Bibliotherapy: do it yourself. A great way to navigate psychological issues is through bibliotherapy, or checking out books and resources that can teach you how to navigate your mental health concerns by yourself — definitely the cheapest and most side-effect free approach. I recommend four books for depression and anxiety:
1) For depression, read Stephen Ilardi’s “The Depression Cure”, which highlights six streams of evidence-based non-pharmacological approaches to treating depression, which includes upping omega-3s and lowering omega-6s, exercise, social involvement, sunlight exposure in the morning or using a 10,000 lux lamp, reducing rumination (thinking over and over of things that perpetuate your depression), and getting good and consistent sleep. Yeah, I listed them all, but the book is worth the cash because it goes into great detail about each of these approaches, including the research behind them and very useful practical tips.
2, 3) Mindfulness meditation is currently all the rage in psychological circles, and also has a lot of great research behind it for treating depression and anxiety. A lot of this happens through what psychotherapist and researcher Stephen Hayes calls “cognitive defusion”, where through mindfulness you learn to stop identifying yourself with your ideas and learn to see them as passing phenomena, effectively turning down the “stickiness” of thoughts so they don’t stay with you. An almost universally-agreed upon idea in counseling and psychotherapy is the idea that thoughts influence mood and emotion, and mindfulness works through changing how we relate to our thoughts. I highly recommend “The Mindful Way Through Depression” by Teasdale, Williams, and Kabat-Zinn for depression, and “The Mindful Way Through Anxiety” by Orsillo and Roemer for anxiety; both books come with recordings and treatment plans for overcoming your depression or anxiety.
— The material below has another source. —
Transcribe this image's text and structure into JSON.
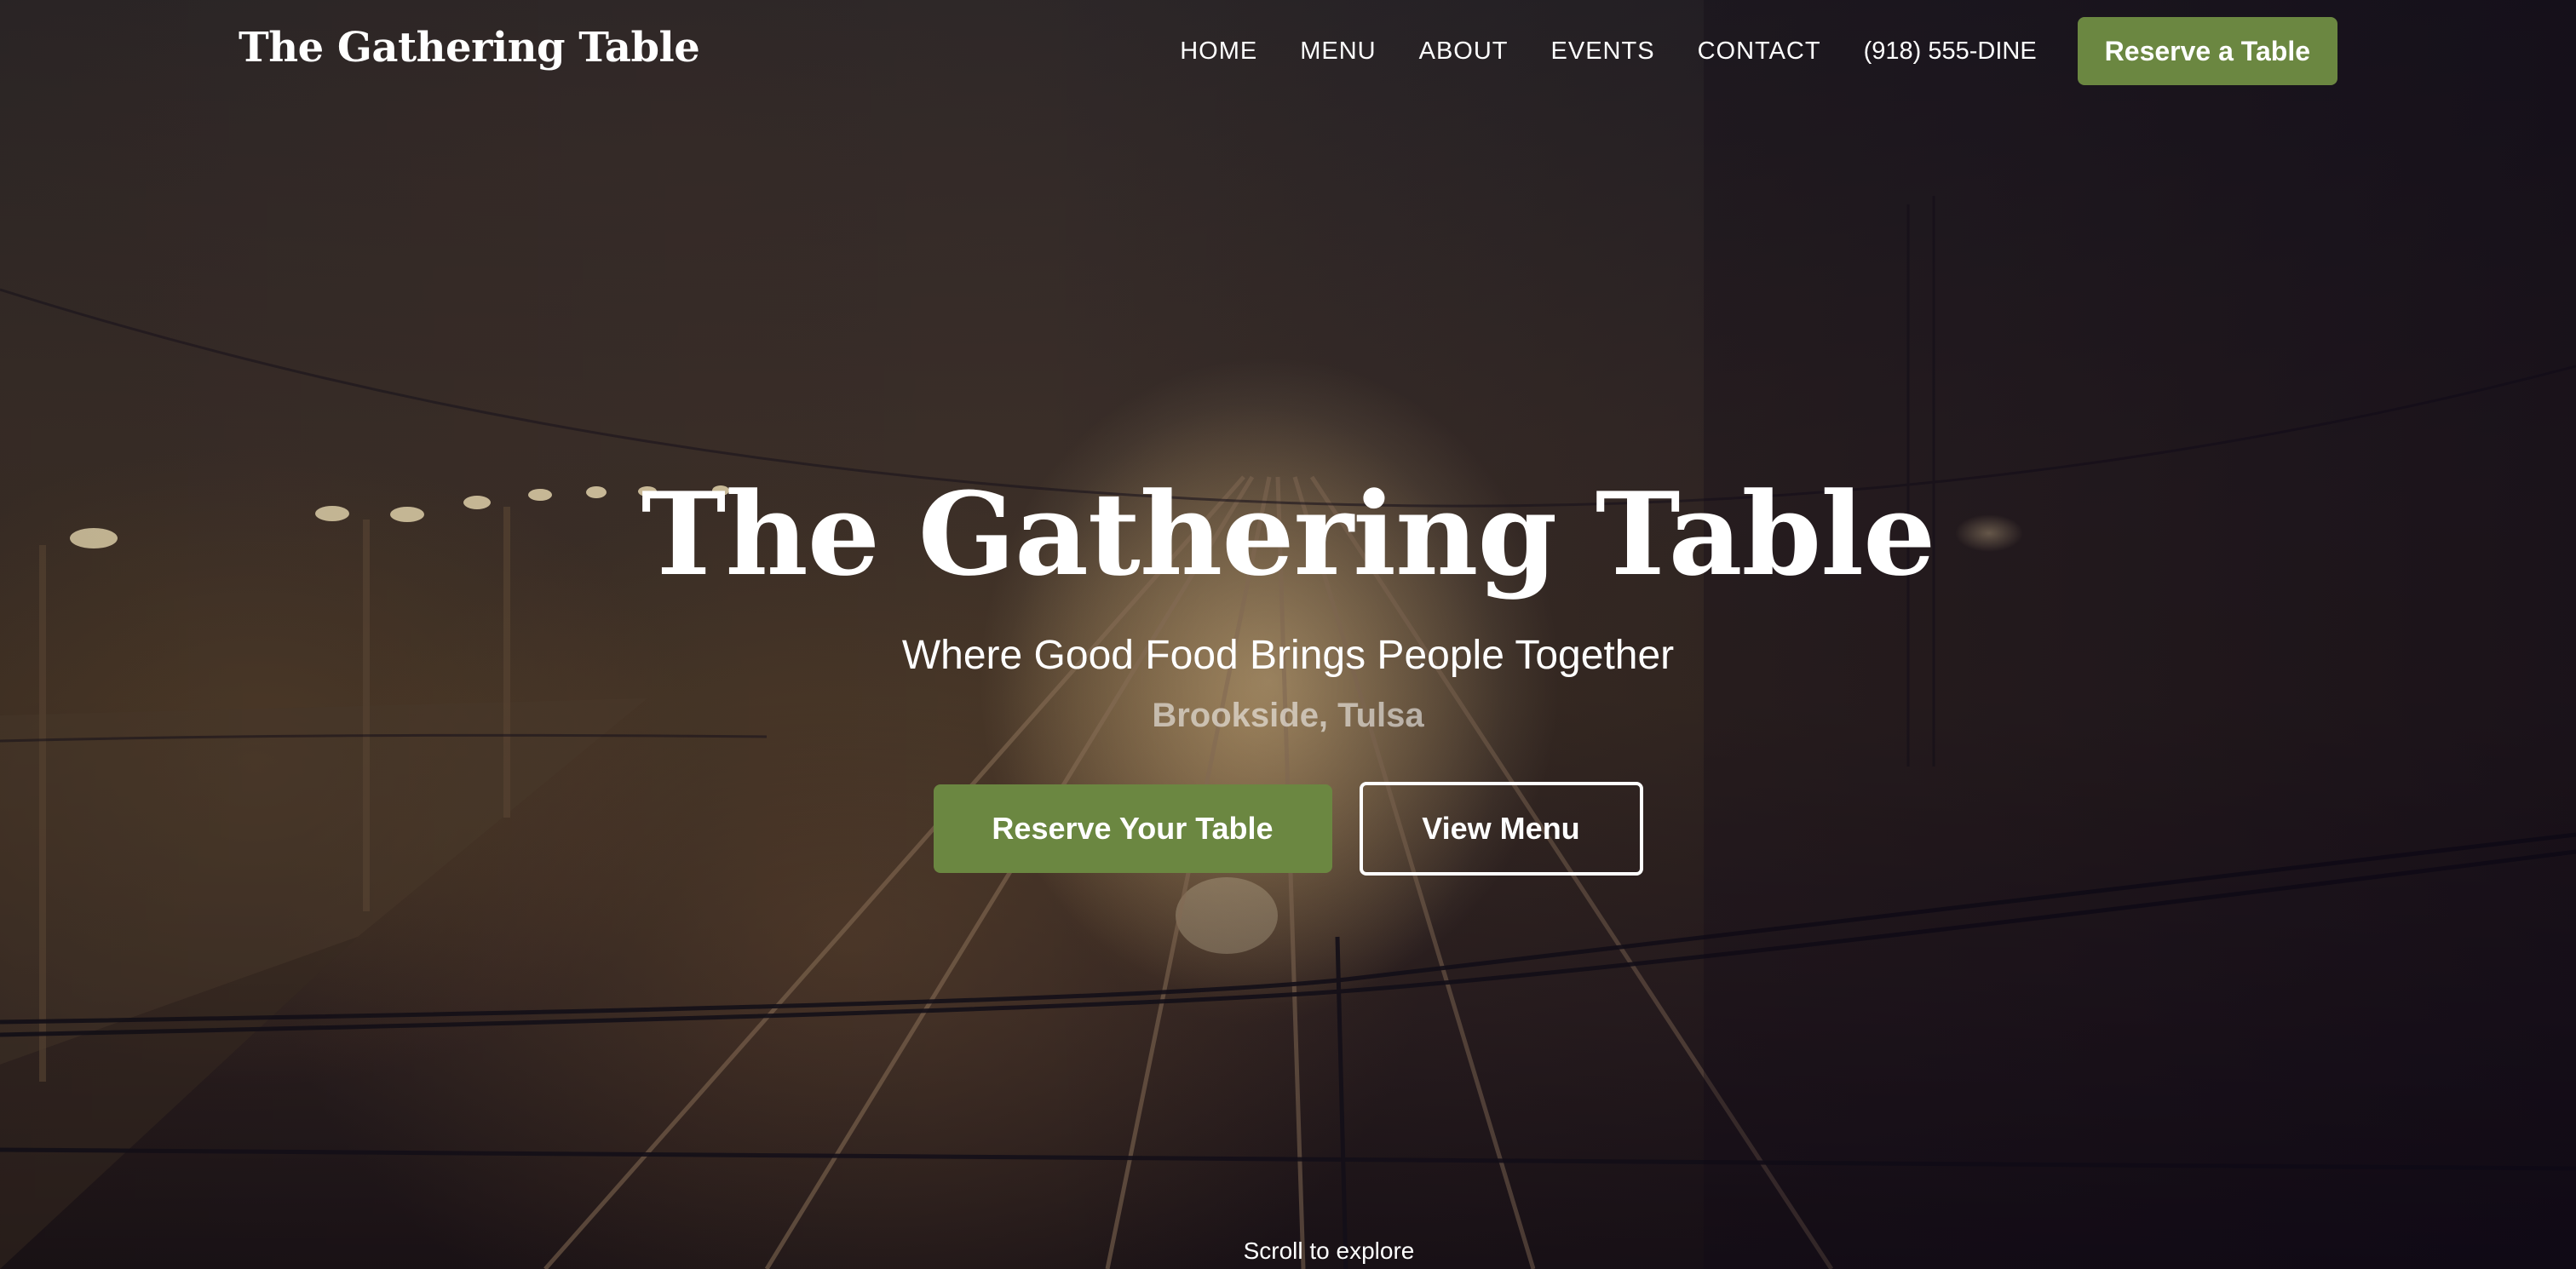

4) Another favorite book, Young and Klosko’s “Reinventing Your Life”, gets deep by examining what are called schemas, or very deeply held beliefs and filters that get activated at different times, creating our depression or anxiety. An example is a defectiveness schema, which involves the belief that you are defective or unlovable on a very basic level. If you can remember a time in your life when your depression or anxiety weren’t there and then seemed to really take hold after one or more key experiences at specific times in your life, and you’ve ruled out biological influences (see above), then you likely have a schema that’s responsible for much of your suffering.